HTTP 500s surge without visibility in Azure’s monitoring
HTTP 400s imply client-side issues, but retries succeed instantly, masking what are clearly transient backend failures

Because Issue #2 forces you into multi-region deployments, your system will happily continue routing traffic into degraded regions unless you actively detect and avoid them — compounding both latency and error rates.

What you’re forced to build

If you care about latency or SLAs, you must implement:

Per-region latency tracking
Per-region error-rate tracking (independent of Azure’s dashboards)
Baselines and anomaly detection
Automatic regional failover
Alerting when a region degrades

This is monitoring and error-classification infrastructure Azure should provide — but doesn’t.

Issue #4: The 2,000-page hard limit

Azure has a hard cap:

2,000 pages per document (paid tier)
Anything larger must be manually chunked

This is not an edge case.

Real-world documents that routinely exceed this:

Mortgage packages
Legal discovery
Financial disclosures

Chunking sounds simple until you do it:

Split PDFs
Track page offsets
Reassemble results
Deal with tables and paragraphs split across chunks

Want to process chunks in parallel? Congratulations — you just made the rate-limit problem worse.

Large documents amplify every other issue: polling overhead, rate limits, and orchestration complexity.

Issue #5: Unpredictable file failures

Some files just… fail.

No clear pattern. No useful error messages.

Examples I’ve hit in production:

PDFs that open fine everywhere → “corrupted”
Images that render correctly → “invalid format”
Barcode extraction failing entire documents
Encrypted PDFs failing even after unlocking

Error messages are typically:

“An unexpected error occurred”

Which is about as actionable as it sounds.

The cost of workarounds

To survive in production you end up building:

Feature-flag retries (wasting requests)
PDF repair pipelines (Ghostscript, Poppler, ImageMagick)
Image re-encoding and metadata stripping
Fallback processing paths

All of this adds latency, cost, and complexity — and none of it is predictable.

To be fair: document processing is hard. These issues aren’t unique to Azure. But Azure gives you very little visibility into why something failed.

Smaller (but painful) issues

A few things that don’t break systems, but slowly drain your sanity:

Pricing opacity: Pricing is per-page and feature-based, but responses don’t include cost information.
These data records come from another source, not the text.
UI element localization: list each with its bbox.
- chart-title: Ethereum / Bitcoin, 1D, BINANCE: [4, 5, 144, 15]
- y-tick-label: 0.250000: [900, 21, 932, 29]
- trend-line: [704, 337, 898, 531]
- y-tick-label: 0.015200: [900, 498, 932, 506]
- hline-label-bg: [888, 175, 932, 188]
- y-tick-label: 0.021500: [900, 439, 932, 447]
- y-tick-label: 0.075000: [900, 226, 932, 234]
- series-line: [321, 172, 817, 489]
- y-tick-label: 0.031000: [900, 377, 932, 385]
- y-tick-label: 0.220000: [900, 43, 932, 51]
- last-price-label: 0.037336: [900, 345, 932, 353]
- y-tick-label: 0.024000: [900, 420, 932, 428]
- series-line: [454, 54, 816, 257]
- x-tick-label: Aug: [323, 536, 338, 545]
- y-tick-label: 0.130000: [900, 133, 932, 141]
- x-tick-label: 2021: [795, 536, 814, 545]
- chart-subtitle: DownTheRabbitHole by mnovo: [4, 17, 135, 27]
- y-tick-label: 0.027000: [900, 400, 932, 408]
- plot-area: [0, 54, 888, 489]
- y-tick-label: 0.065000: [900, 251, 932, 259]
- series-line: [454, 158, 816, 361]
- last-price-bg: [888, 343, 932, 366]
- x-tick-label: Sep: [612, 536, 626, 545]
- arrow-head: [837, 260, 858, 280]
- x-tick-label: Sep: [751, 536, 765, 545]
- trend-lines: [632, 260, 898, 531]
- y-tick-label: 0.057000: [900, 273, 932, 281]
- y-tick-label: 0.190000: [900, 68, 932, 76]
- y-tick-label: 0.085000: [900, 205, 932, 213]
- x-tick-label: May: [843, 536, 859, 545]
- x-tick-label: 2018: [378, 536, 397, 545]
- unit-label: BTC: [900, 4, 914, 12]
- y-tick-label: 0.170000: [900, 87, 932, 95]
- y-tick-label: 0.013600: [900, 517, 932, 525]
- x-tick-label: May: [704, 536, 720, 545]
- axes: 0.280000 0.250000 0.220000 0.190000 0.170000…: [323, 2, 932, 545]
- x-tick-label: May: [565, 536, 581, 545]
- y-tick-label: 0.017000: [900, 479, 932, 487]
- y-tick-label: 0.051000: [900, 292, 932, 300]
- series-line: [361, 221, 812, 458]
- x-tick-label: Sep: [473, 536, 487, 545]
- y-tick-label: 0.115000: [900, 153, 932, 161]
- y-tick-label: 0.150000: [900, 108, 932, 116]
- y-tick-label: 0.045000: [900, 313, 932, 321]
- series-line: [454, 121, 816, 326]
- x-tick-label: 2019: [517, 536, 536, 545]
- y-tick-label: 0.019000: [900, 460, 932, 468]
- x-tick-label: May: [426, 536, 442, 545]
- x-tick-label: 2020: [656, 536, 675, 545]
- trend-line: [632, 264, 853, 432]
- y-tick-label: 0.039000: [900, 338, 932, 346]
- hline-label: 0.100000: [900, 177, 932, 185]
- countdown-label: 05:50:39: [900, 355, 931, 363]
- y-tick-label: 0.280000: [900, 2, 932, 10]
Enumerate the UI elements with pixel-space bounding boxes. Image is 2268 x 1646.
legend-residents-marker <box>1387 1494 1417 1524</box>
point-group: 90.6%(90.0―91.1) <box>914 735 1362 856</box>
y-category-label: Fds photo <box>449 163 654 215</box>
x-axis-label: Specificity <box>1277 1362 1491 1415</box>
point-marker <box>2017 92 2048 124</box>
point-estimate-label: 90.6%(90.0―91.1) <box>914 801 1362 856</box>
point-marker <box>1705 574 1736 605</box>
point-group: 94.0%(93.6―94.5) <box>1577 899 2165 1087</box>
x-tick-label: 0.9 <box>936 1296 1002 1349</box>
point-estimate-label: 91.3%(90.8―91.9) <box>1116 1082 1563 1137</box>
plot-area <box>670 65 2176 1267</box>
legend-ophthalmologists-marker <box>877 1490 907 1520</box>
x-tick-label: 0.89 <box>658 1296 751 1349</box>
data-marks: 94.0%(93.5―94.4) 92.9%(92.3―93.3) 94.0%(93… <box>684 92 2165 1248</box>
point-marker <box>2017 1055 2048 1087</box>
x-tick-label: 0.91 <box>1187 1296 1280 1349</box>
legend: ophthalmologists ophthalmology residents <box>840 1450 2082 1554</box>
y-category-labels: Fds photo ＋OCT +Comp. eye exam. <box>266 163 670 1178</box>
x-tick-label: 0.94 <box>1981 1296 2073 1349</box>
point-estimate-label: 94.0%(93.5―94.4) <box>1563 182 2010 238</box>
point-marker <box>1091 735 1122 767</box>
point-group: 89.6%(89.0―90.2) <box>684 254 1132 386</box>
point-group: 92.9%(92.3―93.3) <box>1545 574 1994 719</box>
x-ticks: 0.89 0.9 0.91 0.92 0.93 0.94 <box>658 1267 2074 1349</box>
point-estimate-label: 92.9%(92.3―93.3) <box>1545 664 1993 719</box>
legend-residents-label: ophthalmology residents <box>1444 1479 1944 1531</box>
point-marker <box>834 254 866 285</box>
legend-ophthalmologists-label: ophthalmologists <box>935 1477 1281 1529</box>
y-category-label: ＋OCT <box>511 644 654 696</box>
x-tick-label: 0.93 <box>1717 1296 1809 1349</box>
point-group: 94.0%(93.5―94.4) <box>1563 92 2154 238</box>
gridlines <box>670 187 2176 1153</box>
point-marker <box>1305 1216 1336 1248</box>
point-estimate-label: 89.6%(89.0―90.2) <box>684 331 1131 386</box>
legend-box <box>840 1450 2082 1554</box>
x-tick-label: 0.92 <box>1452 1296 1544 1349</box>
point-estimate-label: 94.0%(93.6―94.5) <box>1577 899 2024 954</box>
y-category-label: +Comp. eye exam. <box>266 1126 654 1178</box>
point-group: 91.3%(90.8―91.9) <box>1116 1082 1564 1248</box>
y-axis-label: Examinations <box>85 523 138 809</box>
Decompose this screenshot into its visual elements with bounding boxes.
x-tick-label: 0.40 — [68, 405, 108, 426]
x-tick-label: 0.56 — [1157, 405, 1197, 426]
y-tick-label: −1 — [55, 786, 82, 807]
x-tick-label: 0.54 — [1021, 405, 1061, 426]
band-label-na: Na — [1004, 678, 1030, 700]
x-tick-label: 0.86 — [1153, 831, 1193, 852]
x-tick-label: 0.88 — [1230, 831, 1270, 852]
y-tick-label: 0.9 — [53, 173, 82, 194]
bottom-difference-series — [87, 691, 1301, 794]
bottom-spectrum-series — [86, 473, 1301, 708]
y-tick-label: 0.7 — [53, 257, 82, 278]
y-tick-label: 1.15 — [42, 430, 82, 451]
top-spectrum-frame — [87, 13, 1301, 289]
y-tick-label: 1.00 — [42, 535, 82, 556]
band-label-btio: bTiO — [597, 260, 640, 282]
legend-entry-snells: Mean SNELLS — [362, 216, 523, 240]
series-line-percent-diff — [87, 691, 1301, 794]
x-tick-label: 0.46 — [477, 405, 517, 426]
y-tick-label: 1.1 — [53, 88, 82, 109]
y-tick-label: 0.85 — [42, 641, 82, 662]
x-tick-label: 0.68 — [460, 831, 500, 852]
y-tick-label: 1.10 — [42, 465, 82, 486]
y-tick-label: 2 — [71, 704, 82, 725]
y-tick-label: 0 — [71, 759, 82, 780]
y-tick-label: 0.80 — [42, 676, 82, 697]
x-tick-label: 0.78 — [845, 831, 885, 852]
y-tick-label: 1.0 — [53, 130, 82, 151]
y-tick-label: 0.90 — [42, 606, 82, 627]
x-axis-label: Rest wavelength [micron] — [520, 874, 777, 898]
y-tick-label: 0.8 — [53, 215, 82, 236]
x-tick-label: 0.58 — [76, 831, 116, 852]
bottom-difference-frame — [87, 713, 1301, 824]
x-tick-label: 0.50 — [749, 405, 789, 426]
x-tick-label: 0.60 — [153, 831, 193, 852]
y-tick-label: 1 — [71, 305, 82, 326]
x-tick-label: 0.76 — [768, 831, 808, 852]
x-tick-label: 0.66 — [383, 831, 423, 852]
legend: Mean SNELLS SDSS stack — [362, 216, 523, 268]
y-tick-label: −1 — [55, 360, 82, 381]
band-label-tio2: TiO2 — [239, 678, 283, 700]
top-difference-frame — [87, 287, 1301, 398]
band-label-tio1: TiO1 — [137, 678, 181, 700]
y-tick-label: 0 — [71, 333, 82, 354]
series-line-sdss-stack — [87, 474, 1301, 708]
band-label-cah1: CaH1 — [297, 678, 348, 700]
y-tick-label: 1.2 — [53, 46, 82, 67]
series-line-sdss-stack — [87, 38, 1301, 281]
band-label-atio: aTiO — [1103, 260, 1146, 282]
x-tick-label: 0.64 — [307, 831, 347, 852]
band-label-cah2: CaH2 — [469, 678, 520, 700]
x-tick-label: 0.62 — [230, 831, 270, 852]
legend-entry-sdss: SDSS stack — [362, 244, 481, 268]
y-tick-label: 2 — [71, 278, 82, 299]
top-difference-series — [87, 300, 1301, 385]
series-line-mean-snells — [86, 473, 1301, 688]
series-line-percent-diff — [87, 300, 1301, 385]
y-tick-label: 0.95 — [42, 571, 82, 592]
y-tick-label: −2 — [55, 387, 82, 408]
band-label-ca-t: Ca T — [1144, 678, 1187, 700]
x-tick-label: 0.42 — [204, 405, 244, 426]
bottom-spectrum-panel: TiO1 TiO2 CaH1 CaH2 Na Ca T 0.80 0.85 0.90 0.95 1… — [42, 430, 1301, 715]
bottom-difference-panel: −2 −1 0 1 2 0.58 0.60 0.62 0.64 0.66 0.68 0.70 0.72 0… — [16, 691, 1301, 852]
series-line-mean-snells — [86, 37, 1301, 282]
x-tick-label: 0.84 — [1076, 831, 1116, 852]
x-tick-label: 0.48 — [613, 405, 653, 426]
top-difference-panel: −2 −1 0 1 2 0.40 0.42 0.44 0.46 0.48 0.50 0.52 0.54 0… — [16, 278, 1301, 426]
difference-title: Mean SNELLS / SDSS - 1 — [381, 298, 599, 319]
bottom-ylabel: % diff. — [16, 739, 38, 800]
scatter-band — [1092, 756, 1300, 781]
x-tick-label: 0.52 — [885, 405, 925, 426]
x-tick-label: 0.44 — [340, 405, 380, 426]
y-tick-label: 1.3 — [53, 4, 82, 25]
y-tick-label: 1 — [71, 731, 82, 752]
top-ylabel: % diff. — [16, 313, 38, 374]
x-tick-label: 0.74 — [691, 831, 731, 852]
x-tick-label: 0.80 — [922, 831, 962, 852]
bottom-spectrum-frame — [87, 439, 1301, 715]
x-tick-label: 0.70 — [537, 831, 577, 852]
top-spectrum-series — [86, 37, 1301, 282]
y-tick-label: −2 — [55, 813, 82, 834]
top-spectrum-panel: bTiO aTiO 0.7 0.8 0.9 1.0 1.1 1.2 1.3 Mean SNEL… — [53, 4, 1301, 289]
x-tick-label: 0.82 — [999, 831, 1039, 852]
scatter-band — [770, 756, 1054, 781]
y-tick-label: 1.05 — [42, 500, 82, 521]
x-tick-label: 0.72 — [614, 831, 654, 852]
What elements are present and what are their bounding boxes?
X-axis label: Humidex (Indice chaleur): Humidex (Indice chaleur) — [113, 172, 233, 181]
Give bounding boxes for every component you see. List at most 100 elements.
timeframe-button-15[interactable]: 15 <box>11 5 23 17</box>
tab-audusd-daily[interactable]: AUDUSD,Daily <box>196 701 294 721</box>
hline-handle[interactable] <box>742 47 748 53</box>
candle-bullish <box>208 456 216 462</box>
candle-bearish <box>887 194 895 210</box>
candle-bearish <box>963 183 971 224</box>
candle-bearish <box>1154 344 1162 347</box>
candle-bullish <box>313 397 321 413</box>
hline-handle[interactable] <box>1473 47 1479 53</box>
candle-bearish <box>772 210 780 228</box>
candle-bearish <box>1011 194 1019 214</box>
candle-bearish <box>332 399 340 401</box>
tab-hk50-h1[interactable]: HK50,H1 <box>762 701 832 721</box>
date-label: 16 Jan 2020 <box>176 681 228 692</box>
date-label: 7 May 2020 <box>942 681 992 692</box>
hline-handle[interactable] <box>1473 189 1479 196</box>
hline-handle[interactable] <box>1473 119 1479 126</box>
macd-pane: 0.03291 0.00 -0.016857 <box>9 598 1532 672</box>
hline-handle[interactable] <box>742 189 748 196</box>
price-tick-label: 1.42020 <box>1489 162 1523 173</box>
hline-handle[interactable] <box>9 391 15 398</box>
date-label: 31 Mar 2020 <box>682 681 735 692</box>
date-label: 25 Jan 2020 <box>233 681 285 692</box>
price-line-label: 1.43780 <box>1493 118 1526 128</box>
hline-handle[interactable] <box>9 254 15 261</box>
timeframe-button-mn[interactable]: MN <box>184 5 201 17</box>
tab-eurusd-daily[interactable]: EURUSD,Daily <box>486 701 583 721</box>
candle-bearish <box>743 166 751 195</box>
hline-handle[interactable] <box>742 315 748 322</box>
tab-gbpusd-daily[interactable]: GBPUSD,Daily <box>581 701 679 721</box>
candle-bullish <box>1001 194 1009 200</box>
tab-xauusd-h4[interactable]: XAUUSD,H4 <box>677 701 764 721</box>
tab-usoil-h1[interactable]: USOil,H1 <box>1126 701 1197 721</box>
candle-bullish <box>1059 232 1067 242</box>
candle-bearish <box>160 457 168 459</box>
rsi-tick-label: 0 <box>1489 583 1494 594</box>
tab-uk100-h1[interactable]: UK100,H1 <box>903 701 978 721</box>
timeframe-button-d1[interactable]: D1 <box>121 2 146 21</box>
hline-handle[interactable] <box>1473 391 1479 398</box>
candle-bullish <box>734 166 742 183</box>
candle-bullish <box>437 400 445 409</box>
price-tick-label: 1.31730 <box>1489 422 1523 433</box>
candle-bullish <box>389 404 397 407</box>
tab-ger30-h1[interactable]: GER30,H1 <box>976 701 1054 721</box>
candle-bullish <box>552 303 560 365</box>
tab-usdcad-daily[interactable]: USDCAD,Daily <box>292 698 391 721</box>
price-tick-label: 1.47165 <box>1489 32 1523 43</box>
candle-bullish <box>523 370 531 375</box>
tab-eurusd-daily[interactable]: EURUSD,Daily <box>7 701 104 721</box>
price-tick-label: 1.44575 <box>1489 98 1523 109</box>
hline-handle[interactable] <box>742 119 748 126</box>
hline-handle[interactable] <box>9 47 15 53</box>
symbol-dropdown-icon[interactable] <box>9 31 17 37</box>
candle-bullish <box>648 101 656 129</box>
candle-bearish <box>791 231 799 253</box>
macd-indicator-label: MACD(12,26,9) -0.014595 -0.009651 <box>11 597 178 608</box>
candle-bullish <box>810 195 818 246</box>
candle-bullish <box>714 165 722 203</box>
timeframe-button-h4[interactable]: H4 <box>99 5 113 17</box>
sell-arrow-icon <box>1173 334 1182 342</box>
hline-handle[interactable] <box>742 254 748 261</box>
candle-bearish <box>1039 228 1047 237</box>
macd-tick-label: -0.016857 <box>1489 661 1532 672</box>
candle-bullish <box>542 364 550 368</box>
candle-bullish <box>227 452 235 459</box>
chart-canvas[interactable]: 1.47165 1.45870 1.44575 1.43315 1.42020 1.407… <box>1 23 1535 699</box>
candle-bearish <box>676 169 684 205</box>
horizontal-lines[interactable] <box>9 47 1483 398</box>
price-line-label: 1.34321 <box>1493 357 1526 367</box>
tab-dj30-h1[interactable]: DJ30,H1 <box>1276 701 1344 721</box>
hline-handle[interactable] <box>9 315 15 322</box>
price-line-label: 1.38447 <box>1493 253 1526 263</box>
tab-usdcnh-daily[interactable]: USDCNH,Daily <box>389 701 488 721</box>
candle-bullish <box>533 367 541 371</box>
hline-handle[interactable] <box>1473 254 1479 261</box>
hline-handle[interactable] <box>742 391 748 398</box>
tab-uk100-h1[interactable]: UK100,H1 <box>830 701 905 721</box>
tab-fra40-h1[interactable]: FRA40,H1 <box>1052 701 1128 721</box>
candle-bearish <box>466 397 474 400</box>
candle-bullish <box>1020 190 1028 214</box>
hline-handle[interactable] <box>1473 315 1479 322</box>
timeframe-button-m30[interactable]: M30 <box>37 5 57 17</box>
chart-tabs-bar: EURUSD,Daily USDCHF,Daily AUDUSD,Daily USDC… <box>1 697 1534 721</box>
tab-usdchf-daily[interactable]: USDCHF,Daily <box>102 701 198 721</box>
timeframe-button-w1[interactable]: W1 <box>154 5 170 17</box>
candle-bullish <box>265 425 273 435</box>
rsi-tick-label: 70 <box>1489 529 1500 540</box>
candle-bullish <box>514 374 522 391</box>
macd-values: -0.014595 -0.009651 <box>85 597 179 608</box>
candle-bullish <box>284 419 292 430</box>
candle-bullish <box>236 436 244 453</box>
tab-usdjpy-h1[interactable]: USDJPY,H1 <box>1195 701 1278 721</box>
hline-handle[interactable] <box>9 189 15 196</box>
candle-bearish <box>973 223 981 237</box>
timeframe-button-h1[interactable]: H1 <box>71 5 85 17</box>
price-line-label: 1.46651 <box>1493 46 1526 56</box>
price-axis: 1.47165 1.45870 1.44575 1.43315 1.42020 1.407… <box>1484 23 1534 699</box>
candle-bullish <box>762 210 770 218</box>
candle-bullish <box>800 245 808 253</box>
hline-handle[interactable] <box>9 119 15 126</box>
If you want accurate accounting, you have to track it yourself.
Studio vs API mismatches: “It works in the Studio” often does not mean it works via API. Different defaults, versions, and parameters lead to misleading POCs.
Breaking SDK changes: API and SDK upgrades regularly introduce breaking changes, forcing codebase-wide migrations and accuracy re-validation.

Who Azure Document Intelligence is good for

Despite all this, it can be the right tool if:

Your volumes are low
Latency isn’t critical
Documents are small and simple
You’re deeply embedded in Azure
You have strong internal platform teams

Just go in knowing what you’ll need to build around it.

Final thoughts

This isn’t meant to bash Azure. It’s a powerful platform with serious engineering behind it.

But once you operate at scale, many of the hardest problems aren’t accuracy — they’re architecture, limits, and operational complexity.

If you’re evaluating OCR vendors, these trade-offs matter before you’re locked in.

I wish I’d seen a post like this earlier.